Chicken and Corn Soup
Tags: American Cuisine, chicken, corn
A Little Personal History:
I love a great chicken soup, especially when I’m a bit under the weather. Here’s one of my favorites.
Description:
Categories: | Soup |
Servings: | 8 |
Time: | – Preparation: 20 minutes – Cooking: 30 minutes |
Equipment: | Measuring cups and spoons, cutting board and knifes, 2 small and 1 medium bowls, large saucepan, wooden spoon, soup ladle |
Difficulty: | Easy |
Ingredients:
- 6 cups Chicken Stock
- 2 Tbs canola oil
- 1 medium onion, chopped
- 1 medium rib celery, chopped
- 2 garlic cloves, minced
- 1 Tbs Cajun Blast Seasoning
- ¼ cup canned green chiles, chopped
- 1 (16 oz.) can or frozen corn kernels
- 4 canned whole peeled tomatoes, roughly chopped
- 1 cup cooked skinless chicken breast, shredded
- ¼ cup fresh cilantro leaves, chopped
- 1 lime, juiced
- Kosher salt and freshly ground black pepper
Procedure:
- If you don’t have chicken stock, prepare in advance per instructions and set aside. Same goes for cooked shredded chicken.
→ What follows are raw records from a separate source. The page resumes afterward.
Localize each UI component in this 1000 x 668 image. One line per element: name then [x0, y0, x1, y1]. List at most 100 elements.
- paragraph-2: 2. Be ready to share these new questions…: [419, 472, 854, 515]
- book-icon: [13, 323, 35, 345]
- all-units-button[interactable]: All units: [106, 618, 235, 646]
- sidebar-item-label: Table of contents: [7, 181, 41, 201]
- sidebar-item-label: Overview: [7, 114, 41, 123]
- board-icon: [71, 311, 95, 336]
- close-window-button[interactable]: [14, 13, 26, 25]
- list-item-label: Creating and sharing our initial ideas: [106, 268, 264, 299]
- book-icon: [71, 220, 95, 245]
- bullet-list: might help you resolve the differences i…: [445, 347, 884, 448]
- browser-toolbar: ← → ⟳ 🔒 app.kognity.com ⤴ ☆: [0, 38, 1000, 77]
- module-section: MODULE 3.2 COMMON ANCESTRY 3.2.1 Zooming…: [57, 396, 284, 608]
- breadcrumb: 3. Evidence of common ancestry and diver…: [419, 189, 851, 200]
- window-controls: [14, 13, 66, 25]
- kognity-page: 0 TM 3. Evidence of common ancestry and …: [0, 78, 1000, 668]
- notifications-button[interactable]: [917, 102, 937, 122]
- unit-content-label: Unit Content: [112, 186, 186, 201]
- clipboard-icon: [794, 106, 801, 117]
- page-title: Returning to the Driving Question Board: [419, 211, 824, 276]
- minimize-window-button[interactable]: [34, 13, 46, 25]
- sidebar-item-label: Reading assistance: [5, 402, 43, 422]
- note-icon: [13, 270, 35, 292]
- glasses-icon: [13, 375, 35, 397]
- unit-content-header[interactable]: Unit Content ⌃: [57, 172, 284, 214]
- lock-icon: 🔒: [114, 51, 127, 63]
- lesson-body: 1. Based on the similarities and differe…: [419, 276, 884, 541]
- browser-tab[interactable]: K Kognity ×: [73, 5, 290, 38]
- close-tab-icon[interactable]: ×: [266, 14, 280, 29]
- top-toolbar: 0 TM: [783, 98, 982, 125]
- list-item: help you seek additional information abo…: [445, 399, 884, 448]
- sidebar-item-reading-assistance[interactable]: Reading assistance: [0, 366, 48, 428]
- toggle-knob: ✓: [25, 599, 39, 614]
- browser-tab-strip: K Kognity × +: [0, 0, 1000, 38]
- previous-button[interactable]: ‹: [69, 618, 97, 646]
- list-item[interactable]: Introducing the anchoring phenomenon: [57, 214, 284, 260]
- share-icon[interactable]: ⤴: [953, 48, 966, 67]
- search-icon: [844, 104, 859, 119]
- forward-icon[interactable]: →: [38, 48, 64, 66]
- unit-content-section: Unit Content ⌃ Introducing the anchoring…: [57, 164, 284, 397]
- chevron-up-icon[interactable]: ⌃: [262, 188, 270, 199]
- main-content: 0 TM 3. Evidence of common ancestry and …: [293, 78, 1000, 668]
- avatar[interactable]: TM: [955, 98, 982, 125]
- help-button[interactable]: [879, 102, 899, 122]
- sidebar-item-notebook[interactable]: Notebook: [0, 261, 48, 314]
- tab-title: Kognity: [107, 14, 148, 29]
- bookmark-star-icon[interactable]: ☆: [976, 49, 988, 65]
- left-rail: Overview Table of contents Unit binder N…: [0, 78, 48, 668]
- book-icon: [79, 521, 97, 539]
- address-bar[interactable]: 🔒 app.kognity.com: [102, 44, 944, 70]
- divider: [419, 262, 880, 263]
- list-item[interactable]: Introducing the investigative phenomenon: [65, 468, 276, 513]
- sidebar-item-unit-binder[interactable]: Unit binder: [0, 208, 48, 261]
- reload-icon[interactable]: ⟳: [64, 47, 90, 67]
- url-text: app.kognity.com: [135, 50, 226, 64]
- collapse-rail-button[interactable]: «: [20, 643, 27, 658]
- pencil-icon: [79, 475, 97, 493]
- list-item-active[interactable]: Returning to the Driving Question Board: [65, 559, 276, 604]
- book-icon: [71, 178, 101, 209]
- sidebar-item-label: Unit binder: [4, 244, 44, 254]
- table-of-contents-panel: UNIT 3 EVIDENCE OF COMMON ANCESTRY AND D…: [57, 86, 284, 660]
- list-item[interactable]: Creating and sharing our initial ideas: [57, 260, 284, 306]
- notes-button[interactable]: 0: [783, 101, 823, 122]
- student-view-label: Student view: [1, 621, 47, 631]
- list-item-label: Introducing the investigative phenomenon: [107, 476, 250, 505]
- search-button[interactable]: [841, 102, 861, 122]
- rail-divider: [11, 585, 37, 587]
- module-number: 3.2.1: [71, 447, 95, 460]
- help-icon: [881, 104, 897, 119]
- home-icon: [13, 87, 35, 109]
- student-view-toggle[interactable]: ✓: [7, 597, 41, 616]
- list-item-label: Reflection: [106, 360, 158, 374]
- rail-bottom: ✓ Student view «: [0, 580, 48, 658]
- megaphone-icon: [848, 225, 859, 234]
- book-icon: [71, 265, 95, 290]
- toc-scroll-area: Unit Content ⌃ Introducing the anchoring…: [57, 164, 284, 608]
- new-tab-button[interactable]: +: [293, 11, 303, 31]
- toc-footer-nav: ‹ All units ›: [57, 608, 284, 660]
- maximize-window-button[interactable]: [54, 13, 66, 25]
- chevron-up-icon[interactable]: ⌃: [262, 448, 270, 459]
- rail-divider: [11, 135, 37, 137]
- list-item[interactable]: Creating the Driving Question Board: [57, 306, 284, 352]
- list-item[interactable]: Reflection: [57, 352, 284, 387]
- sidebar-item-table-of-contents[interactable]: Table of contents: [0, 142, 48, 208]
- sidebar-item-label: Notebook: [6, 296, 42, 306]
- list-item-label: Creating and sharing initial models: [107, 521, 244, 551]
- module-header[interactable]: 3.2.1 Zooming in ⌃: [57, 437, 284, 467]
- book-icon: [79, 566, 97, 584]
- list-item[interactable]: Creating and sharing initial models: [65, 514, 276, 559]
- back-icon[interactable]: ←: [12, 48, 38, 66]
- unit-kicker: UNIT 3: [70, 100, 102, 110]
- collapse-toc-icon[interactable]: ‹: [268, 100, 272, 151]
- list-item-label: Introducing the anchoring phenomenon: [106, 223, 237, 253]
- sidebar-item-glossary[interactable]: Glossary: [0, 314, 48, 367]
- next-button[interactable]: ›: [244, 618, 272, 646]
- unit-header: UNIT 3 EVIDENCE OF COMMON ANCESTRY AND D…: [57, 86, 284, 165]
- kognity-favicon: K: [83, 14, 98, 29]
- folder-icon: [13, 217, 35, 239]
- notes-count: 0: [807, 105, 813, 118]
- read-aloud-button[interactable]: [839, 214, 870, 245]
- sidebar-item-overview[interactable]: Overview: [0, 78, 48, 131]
- On cutting board, chop onion & celery; mince garlic cloves with garlic press. Combine in small bowl and add Cajun Blast Seasoning. Set aside.
- On cutting board, chop chilies, tomatoes. Combine in medium bowl, add shredded chicken, corn kernels and set aside.
- Chop cilantro, juice lime. Combine in small bowl and set aside.
- Heat the oil in a large saucepan over medium heat.
- When oil is hot, but not smoking, add onion, celery, garlic and seasoning bowl to sauce pan and saute until the onion softens, about 5 minutes.
- Add the chicken stock, bring to a boil, reduce the heat to medium low, and simmer, uncovered, for 10 minutes.
- Add green chiles, corn, tomatoes and chicken bowl. Cook for another 10 minutes.
- Stir in cilantro leaves and lime bowl, season with salt and pepper to taste. Serve hot.
Advanced Preparation:
- Steps 1 – 4 can be done in advance and refrigerated till needed. The soup can also be prepared in advance, refrigerated or frozen, and re-heated.